Alexander, C.J., and C. Johnson, Madsen, Sanders, Bridge, Owens, Fairhurst, and J.M. Johnson, JJ., concur.
For purposes of this opinion, we refer to property jointly held by putative meretricious partners as "community-like." We decline the invitation to call it "quasi-community property because that term has other meanings in Washington statutory law, see, e.g., chapter 26.16 ROW, or to call it "pseudo-community property because that term implies that the property is not actually jointly held.
We are not entirely certain what the trial court meant by "push." It may mean that he believed that while the salaries were community-like property, the parties had already made a fair and equitable distribution of that income stream.

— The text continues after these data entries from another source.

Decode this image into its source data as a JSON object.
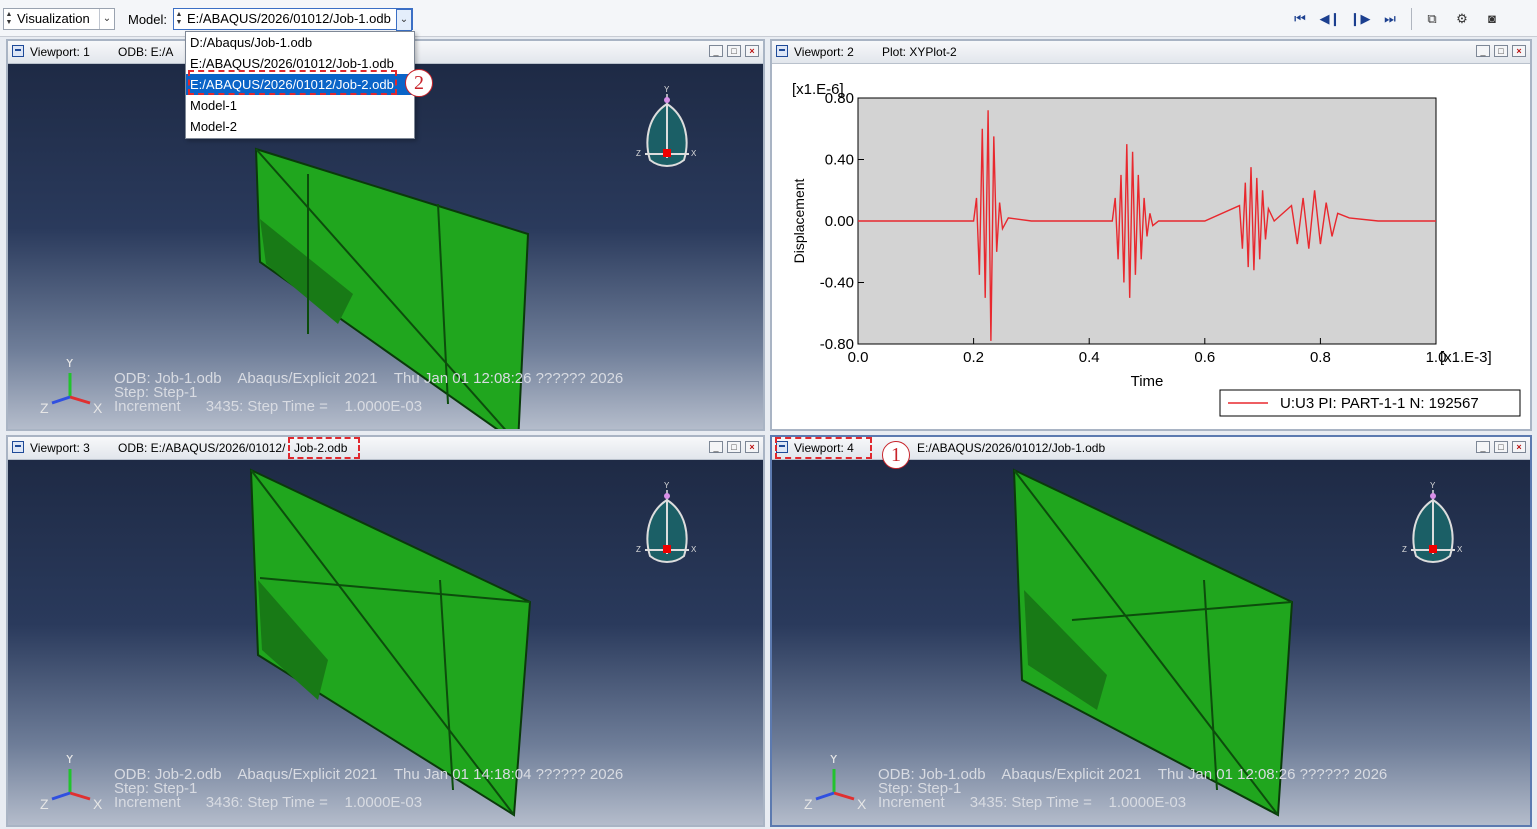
{
  "toolbar": {
    "module_label": "Visualization",
    "model_label": "Model:",
    "model_value": "E:/ABAQUS/2026/01012/Job-1.odb"
  },
  "model_dropdown": {
    "items": [
      "D:/Abaqus/Job-1.odb",
      "E:/ABAQUS/2026/01012/Job-1.odb",
      "E:/ABAQUS/2026/01012/Job-2.odb",
      "Model-1",
      "Model-2"
    ],
    "selected": "E:/ABAQUS/2026/01012/Job-2.odb"
  },
  "callouts": {
    "one": "1",
    "two": "2"
  },
  "triad": {
    "y": "Y",
    "z": "Z",
    "x": "X"
  },
  "viewports": [
    {
      "name": "Viewport: 1",
      "subtitle": "ODB: E:/A",
      "info": {
        "line1": "ODB: Job-1.odb    Abaqus/Explicit 2021    Thu Jan 01 12:08:26 ?????? 2026",
        "line2": "Step: Step-1",
        "line3": "Increment      3435: Step Time =    1.0000E-03"
      }
    },
    {
      "name": "Viewport: 2",
      "subtitle": "Plot: XYPlot-2"
    },
    {
      "name": "Viewport: 3",
      "subtitle_prefix": "ODB: E:/ABAQUS/2026/01012/",
      "subtitle_highlight": "Job-2.odb",
      "info": {
        "line1": "ODB: Job-2.odb    Abaqus/Explicit 2021    Thu Jan 01 14:18:04 ?????? 2026",
        "line2": "Step: Step-1",
        "line3": "Increment      3436: Step Time =    1.0000E-03"
      }
    },
    {
      "name": "Viewport: 4",
      "subtitle": "E:/ABAQUS/2026/01012/Job-1.odb",
      "info": {
        "line1": "ODB: Job-1.odb    Abaqus/Explicit 2021    Thu Jan 01 12:08:26 ?????? 2026",
        "line2": "Step: Step-1",
        "line3": "Increment      3435: Step Time =    1.0000E-03"
      }
    }
  ],
  "chart_data": {
    "type": "line",
    "xlabel": "Time",
    "ylabel": "Displacement",
    "x_scale_label": "[x1.E-3]",
    "y_scale_label": "[x1.E-6]",
    "xlim": [
      0.0,
      1.0
    ],
    "ylim": [
      -0.8,
      0.8
    ],
    "x_ticks": [
      "0.0",
      "0.2",
      "0.4",
      "0.6",
      "0.8",
      "1.0"
    ],
    "y_ticks": [
      "0.80",
      "0.40",
      "0.00",
      "-0.40",
      "-0.80"
    ],
    "grid": false,
    "legend_position": "bottom-right",
    "colors": {
      "series": "#e8282e",
      "plot_bg": "#d3d3d3"
    },
    "series": [
      {
        "name": "U:U3 PI: PART-1-1 N: 192567",
        "x": [
          0.0,
          0.2,
          0.205,
          0.21,
          0.215,
          0.22,
          0.225,
          0.23,
          0.235,
          0.24,
          0.245,
          0.25,
          0.26,
          0.3,
          0.44,
          0.445,
          0.45,
          0.455,
          0.46,
          0.465,
          0.47,
          0.475,
          0.48,
          0.485,
          0.49,
          0.495,
          0.5,
          0.505,
          0.51,
          0.52,
          0.6,
          0.66,
          0.665,
          0.67,
          0.675,
          0.68,
          0.685,
          0.69,
          0.695,
          0.7,
          0.705,
          0.71,
          0.72,
          0.75,
          0.76,
          0.77,
          0.78,
          0.79,
          0.8,
          0.81,
          0.82,
          0.83,
          0.85,
          0.9,
          1.0
        ],
        "y": [
          0.0,
          0.0,
          0.15,
          -0.35,
          0.6,
          -0.5,
          0.72,
          -0.78,
          0.55,
          -0.2,
          0.12,
          -0.05,
          0.02,
          0.0,
          0.0,
          0.15,
          -0.25,
          0.3,
          -0.4,
          0.5,
          -0.5,
          0.45,
          -0.35,
          0.3,
          -0.25,
          0.15,
          -0.1,
          0.05,
          -0.03,
          0.0,
          0.0,
          0.1,
          -0.18,
          0.25,
          -0.3,
          0.35,
          -0.32,
          0.28,
          -0.25,
          0.2,
          -0.12,
          0.08,
          0.0,
          0.1,
          -0.15,
          0.15,
          -0.18,
          0.2,
          -0.15,
          0.12,
          -0.1,
          0.05,
          0.02,
          0.0,
          0.0
        ]
      }
    ]
  }
}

We hold income and property acquired during a meretricious relationship should be characterized in a similar manner as income and property acquired during marriage. Therefore, all property acquired during a meretricious relationship is presumed to be owned by both parties. This presumption can be rebutted. All property considered to be owned by both parties is before the court and is subject to a just and equitable distribution. The fact that title has been taken in the name of one of the parties does not, in itself, rebut the presumption of common ownership.
Connell, 127 Wn.2d at 351 (citations omitted).
Ordinarily, the community would be entitled to the increase of value in property due to the labor of each member performed during the relationship, but not to the "natural increase" of the value of separate property. See Connell, 127 Wn.2d at 351-52; In re Marriage of Lindemann, 92 Wn. App. 64, 960 P.2d 966 (1998). At oral argument, Wimer's counsel contended that he had proved at trial that the increase in value in Wimer's estate was due to his separate efforts before the relationship began. That is consistent with, though not explicitly found in, the trial judge's written decision. While we base our conclusion on separate grounds, we accept for purposes of this opinion his characterization of the cause of the increase in value.
Nothing in this opinion should be taken to foreclose the possibility of different theories of recovery being successfully pursued in similar cases. Cf. Vasquez v. Hawthorne, 145 Wn.2d 103, 108-09, 33 P.3d 735 (2001) (Alexander, C.J., concurring) (canvassing other theories of recovery in meretricious-like dissolution cases).